Zum Verdrängen und Vergessen?
Konferenz "Tschernobyl + 20" in Kiew eröffnet
Schauspielerin Halyna Stefanowa (Kiew), Renate Künast und Ralf Fücks (Heinrich-Böll-Stiftung) in der Geisterstadt Pribyat
"Ich finde keine Worte für das, was ich gesehen und erlebt habe", "etwas Derartiges hat mir noch nie jemand erzählt", "so etwas habe ich noch in keinem Buch gelesen und in keinem Film gesehen". "Reflexionen über Tschernobyl" unter diesem Titel stand der erste Tag der Kiewer Konferenz "Tschernobyl+20: Erinnerung für die Zukunft". Halyna Stefanowa, Schauspielerin aus Kiew, machte die Texte der Weißrussin Swetlana Alexijewitsch lebendig:
"Was wir über Schrecken und Ängste wissen, hat meist mit dem Krieg zu tun. Der Stalinsche Gulag und Auschwitz sind jüngste Schöpfungen des Bösen. Die Geschichte war stets die Geschichte von Kriegen und Feldherren, der Krieg war Maß des Schreckens. Darum vermengen die Menschen die Begriffe von Krieg und Katastrophe. [ ] Das macht es schwer zu begreifen, dass wir uns in einer neuen Geschichte befinden."

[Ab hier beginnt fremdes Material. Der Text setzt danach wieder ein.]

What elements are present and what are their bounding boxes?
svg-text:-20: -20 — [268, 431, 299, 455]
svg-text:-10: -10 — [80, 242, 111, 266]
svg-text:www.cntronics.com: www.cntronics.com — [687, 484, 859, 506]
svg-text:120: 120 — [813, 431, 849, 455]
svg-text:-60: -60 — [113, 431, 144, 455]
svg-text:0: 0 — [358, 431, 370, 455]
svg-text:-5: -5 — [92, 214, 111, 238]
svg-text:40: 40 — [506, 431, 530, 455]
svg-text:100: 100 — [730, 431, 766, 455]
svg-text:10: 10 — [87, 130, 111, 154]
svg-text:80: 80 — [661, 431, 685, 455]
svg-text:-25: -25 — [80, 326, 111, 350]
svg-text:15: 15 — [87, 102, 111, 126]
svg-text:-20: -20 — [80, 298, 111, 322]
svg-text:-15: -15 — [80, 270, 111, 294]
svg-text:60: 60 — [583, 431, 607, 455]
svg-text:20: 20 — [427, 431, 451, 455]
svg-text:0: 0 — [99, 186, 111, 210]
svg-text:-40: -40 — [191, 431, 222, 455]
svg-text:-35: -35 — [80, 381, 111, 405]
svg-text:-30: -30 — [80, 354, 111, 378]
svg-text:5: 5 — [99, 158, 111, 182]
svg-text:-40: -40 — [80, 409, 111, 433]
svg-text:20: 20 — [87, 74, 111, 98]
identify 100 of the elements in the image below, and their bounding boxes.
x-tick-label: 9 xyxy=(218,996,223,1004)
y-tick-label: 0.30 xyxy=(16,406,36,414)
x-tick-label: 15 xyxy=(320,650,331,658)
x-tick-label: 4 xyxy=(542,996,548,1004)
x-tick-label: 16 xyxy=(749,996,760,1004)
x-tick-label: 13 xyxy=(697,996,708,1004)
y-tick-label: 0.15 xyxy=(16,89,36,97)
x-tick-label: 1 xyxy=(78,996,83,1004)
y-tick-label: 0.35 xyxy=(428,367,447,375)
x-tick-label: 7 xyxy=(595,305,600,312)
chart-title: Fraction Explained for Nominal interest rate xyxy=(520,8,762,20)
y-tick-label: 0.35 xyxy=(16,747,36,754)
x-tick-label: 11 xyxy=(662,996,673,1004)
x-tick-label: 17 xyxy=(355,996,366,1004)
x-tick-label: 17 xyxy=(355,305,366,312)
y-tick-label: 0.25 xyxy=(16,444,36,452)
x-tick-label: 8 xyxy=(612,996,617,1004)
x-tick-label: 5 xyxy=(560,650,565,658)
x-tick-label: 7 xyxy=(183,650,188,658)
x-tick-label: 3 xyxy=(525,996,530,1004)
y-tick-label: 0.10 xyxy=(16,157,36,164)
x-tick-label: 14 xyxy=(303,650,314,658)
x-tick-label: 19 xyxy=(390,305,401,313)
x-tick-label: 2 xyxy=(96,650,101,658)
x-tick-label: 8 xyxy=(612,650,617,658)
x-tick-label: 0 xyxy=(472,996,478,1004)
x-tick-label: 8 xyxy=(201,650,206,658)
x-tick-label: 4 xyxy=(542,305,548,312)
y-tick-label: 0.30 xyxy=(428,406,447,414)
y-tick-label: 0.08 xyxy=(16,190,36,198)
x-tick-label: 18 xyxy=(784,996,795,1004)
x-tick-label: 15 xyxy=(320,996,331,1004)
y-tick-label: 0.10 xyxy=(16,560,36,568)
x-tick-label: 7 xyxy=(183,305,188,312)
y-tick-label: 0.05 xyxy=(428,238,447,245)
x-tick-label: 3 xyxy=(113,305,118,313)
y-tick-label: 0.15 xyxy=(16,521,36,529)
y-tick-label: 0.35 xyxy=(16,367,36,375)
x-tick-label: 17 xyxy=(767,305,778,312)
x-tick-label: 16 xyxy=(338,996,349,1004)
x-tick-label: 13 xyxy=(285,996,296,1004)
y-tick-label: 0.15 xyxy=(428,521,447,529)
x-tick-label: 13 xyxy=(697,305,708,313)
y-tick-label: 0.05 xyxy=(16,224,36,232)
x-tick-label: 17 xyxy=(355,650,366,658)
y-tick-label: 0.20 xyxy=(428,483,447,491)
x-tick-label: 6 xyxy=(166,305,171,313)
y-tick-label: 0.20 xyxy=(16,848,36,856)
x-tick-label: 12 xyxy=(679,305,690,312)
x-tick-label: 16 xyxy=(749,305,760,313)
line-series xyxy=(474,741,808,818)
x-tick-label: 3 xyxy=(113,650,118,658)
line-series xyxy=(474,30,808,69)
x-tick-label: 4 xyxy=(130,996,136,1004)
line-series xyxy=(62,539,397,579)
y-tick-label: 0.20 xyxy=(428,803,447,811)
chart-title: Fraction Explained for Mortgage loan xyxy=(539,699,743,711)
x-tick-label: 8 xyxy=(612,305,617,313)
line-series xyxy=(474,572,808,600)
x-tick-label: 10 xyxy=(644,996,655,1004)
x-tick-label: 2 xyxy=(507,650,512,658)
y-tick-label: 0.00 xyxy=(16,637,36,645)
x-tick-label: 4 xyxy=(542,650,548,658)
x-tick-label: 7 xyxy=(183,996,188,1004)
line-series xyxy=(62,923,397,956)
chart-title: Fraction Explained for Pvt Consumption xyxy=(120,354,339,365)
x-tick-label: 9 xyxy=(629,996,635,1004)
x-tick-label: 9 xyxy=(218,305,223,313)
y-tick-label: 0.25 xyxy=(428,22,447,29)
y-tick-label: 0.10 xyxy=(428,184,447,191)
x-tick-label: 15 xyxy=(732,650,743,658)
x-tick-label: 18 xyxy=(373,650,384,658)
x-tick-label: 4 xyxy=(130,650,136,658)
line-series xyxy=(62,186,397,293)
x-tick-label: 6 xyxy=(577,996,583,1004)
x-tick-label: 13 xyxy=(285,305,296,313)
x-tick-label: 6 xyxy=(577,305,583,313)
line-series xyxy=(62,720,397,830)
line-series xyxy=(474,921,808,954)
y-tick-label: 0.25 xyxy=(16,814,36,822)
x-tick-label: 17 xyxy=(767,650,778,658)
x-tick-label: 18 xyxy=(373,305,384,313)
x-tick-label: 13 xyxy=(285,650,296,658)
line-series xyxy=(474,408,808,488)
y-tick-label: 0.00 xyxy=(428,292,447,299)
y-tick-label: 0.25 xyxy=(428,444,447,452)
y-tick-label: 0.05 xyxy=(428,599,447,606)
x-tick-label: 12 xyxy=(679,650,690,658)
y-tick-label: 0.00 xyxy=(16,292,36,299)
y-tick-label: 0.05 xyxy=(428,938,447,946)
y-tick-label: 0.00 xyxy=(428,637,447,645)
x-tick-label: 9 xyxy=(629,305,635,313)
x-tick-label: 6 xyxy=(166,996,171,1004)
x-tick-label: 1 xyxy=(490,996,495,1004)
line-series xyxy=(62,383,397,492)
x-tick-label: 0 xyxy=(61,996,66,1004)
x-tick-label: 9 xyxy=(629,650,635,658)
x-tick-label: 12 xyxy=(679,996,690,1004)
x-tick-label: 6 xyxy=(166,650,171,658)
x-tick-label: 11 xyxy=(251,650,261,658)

Tschernobyl-Sarkophag, Rebecca Harms an der Kontaminationskontrolle am Ausgang der Verbotszone
Die alten Begriffe wie "nah" und "fern" haben angesichts von Tschernobyl versagt. Die Katastrophe neu zu denken, zurück zu gehen zu einem neuen Denken, so hat Rebecca Harms, Energieexpertin und Sprecherin der deutschen Gruppe im Europäischen Parlament, ein Ziel der Konferenz beschrieben.
"Wir wollen den Ereignissen auf den Grund gehen. Wir wollen wissen, wie so etwas passieren konnte, wir wollen die Ereignisse richtig deuten, um für die Zukunft solche eine Katastrophe zu verhindern."
Verlassener Wohnblock, Friedhof für kontaminierte Maschinen.
Mehr als 400 Menschen nahmen an der Konferenz-Eröffnung im Haus des Lehrers teil. Am Montag geht es in mehreren Panels und Workshops unter anderem um die gesundheitlichen Folgen der Katastrophe und die realen Kosten der Atomstromproduktion.